Suppose I write the function in terms of its remainder: $$f(x) = P_{N}(x) + R_{N+1}(x)$$ where $P_N$ contains all the terms in the Taylor series of $O(x^N)$ and below, and remainder $R_{N+1}(x)$ contains all terms above.
Suppose I have an independently obtained bound $|f(x)| \leq \sum_{k=0}^\infty |b_k| x^k$ for all $x>0$.
Can I prove a bound of the form:
$$ |R_{N+1}(x)| \leq \sum_{k=N+1}^\infty |b_k| x^k,$$
(essentially, does the remainder of my upper bound always bound the remainder of the original function)?

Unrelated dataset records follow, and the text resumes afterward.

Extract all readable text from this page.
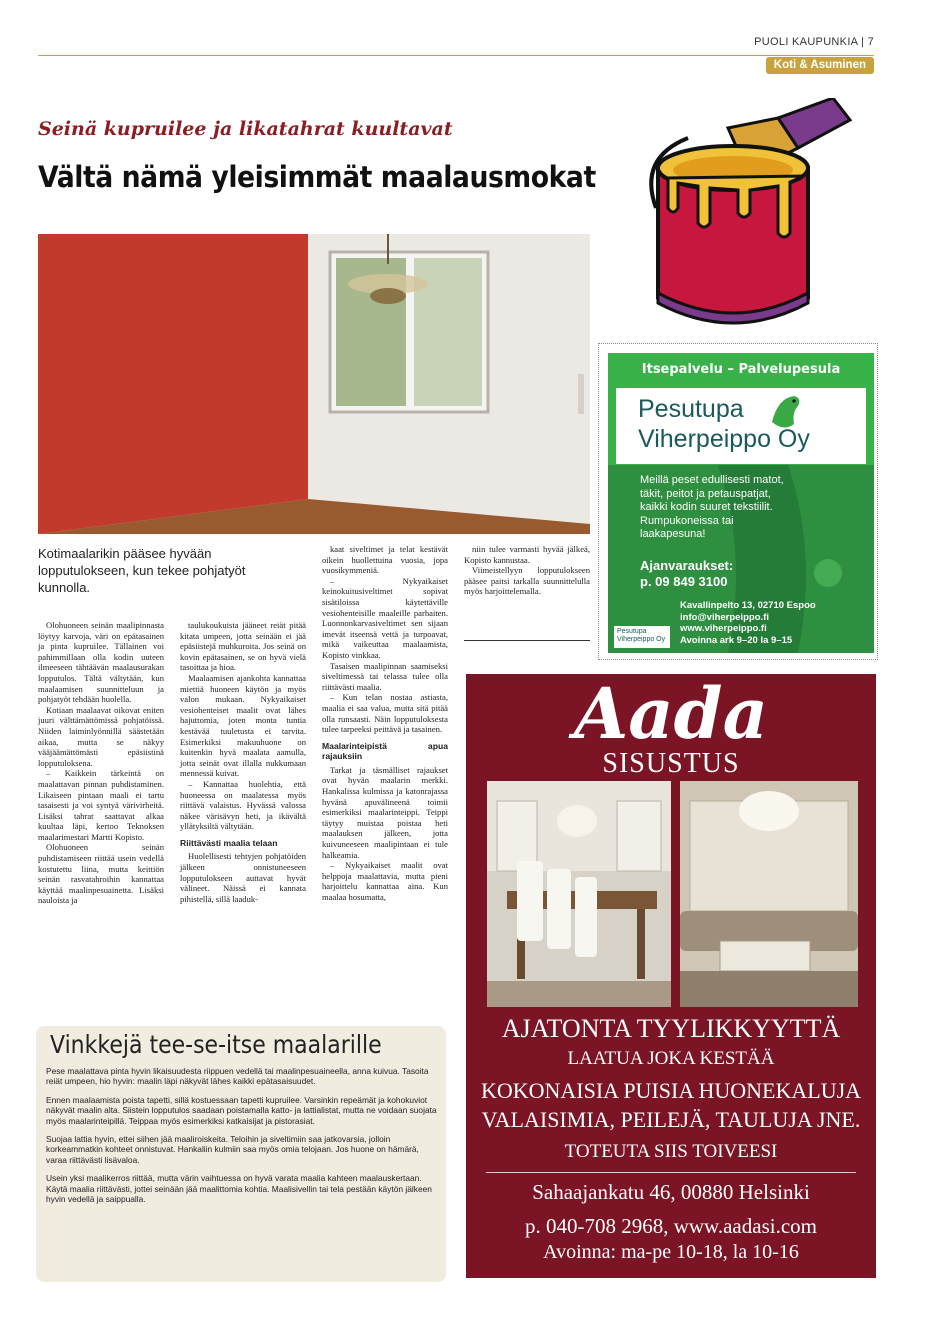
PUOLI KAUPUNKIA | 7
Koti & Asuminen
Seinä kupruilee ja likatahrat kuultavat
Vältä nämä yleisimmät maalausmokat
Kotimaalarikin pääsee hyvään lopputulokseen, kun tekee pohjatyöt kunnolla.

Olohuoneen seinän maalipinnasta löytyy karvoja, väri on epätasainen ja pinta kupruilee. Tällainen voi pahimmillaan olla kodin uuteen ilmeeseen tähtäävän maalausurakan lopputulos. Tältä vältytään, kun maalaamisen suunnitteluun ja pohjatyöt tehdään huolella.

Kotiaan maalaavat oikovat eniten juuri välttämättömissä pohjatöissä. Niiden laiminlyönnillä säästetään aikaa, mutta se näkyy vääjäämättömästi epäsiistinä lopputuloksena.

– Kaikkein tärkeintä on maalattavan pinnan puhdistaminen. Likaiseen pintaan maali ei tartu tasaisesti ja voi syntyä värivirheitä. Lisäksi tahrat saattavat alkaa kuultaa läpi, kertoo Teknoksen maalarimestari Martti Kopisto.

Olohuoneen seinän puhdistamiseen riittää usein vedellä kostutettu liina, mutta keittiön seinän rasvatahroihin kannattaa käyttää maalinpesuainetta. Lisäksi nauloista ja

taulukoukuista jääneet reiät pitää kitata umpeen, jotta seinään ei jää epäsiistejä muhkuroita. Jos seinä on kovin epätasainen, se on hyvä vielä tasoittaa ja hioa.

Maalaamisen ajankohta kannattaa miettiä huoneen käytön ja myös valon mukaan. Nykyaikaiset vesiohenteiset maalit ovat lähes hajuttomia, joten monta tuntia kestävää tuuletusta ei tarvita. Esimerkiksi makuuhuone on kuitenkin hyvä maalata aamulla, jotta seinät ovat illalla nukkumaan mennessä kuivat.

– Kannattaa huolehtia, että huoneessa on maalatessa myös riittävä valaistus. Hyvässä valossa näkee värisävyn heti, ja ikävältä yllätyksiltä vältytään.

Riittävästi maalia telaan

Huolellisesti tehtyjen pohjatöiden jälkeen onnistuneeseen lopputulokseen auttavat hyvät välineet. Näissä ei kannata pihistellä, sillä laaduk-

kaat siveltimet ja telat kestävät oikein huollettuina vuosia, jopa vuosikymmeniä.

– Nykyaikaiset keinokuitusiveltimet sopivat sisätiloissa käytettäville vesiohenteisille maaleille parhaiten. Luonnonkarvasiveltimet sen sijaan imevät itseensä vettä ja turpoavat, mikä vaikeuttaa maalaamista, Kopisto vinkkaa.

Tasaisen maalipinnan saamiseksi siveltimessä tai telassa tulee olla riittävästi maalia.

– Kun telan nostaa astiasta, maalia ei saa valua, mutta sitä pitää olla runsaasti. Näin lopputuloksesta tulee tarpeeksi peittävä ja tasainen.

Maalarinteipistä apua rajauksiin

Tarkat ja täsmälliset rajaukset ovat hyvän maalarin merkki. Hankalissa kulmissa ja katonrajassa hyvänä apuvälineenä toimii esimerkiksi maalarinteippi. Teippi täytyy muistaa poistaa heti maalauksen jälkeen, jotta kuivuneeseen maalipintaan ei tule halkeamia.

– Nykyaikaiset maalit ovat helppoja maalattavia, mutta pieni harjoittelu kannattaa aina. Kun maalaa hosumatta,

niin tulee varmasti hyvää jälkeä, Kopisto kannustaa.

Viimeistellyyn lopputulokseen pääsee paitsi tarkalla suunnittelulla myös harjoittelemalla.

Vinkkejä tee-se-itse maalarille

Pese maalattava pinta hyvin likaisuudesta riippuen vedellä tai maalinpesuaineella, anna kuivua. Tasoita reiät umpeen, hio hyvin: maalin läpi näkyvät lähes kaikki epätasaisuudet.

Ennen maalaamista poista tapetti, sillä kostuessaan tapetti kupruilee. Varsinkin repeämät ja kohokuviot näkyvät maalin alta. Siistein lopputulos saadaan poistamalla katto- ja lattialistat, mutta ne voidaan suojata myös maalarinteipillä. Teippaa myös esimerkiksi katkaisijat ja pistorasiat.

Suojaa lattia hyvin, ettei siihen jää maaliroiskeita. Teloihin ja siveltimiin saa jatkovarsia, jolloin korkeammatkin kohteet onnistuvat. Hankaliin kulmiin saa myös omia telojaan. Jos huone on hämärä, varaa riittävästi lisävaloa.

Usein yksi maalikerros riittää, mutta värin vaihtuessa on hyvä varata maalia kahteen maalauskertaan. Käytä maalia riittävästi, jottei seinään jää maalittomia kohtia. Maalisivellin tai tela pestään käytön jälkeen hyvin vedellä ja saippualla.

Itsepalvelu – Palvelupesula
Pesutupa
Viherpeippo Oy
Meillä peset edullisesti matot, täkit, peitot ja petauspatjat, kaikki kodin suuret tekstiilit. Rumpukoneissa tai laakapesuna!
Ajanvaraukset:
p. 09 849 3100
Kavallinpelto 13, 02710 Espoo
info@viherpeippo.fi
www.viherpeippo.fi
Avoinna ark 9–20 la 9–15
Pesutupa
Viherpeippo Oy
Aada
SISUSTUS
AJATONTA TYYLIKKYYTTÄ
LAATUA JOKA KESTÄÄ
KOKONAISIA PUISIA HUONEKALUJA
VALAISIMIA, PEILEJÄ, TAULUJA JNE.
TOTEUTA SIIS TOIVEESI
Sahaajankatu 46, 00880 Helsinki
p. 040-708 2968, www.aadasi.com
Avoinna: ma-pe 10-18, la 10-16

Let's try $f(x) = \sin x$. Check these details:
The Maclaurin series is $$ f(x) = x-\frac{1}{6}x^3+O(x^5) $$ It is known that $$ |f(x)| \le 1\qquad\text{for all } x . $$ So we can use $b_0=1$ with $b_k = 0$ for all $k \ge 1$ to achieve $$ |f(x)| \le |b_0|+|b_1| x + |b_2| x^2 + \dots\qquad \text{for all } x. $$ Consider $P_2(x) = x$ and $R_3(x) = \sin x - x$. However, we do not have inequality $|P_3(x)| \le |b_3|x^3+\dots$ That is, we do not have $|\sin x - x| = 0$.
In fact, we do not even have $|R_3(x)| \le 1$.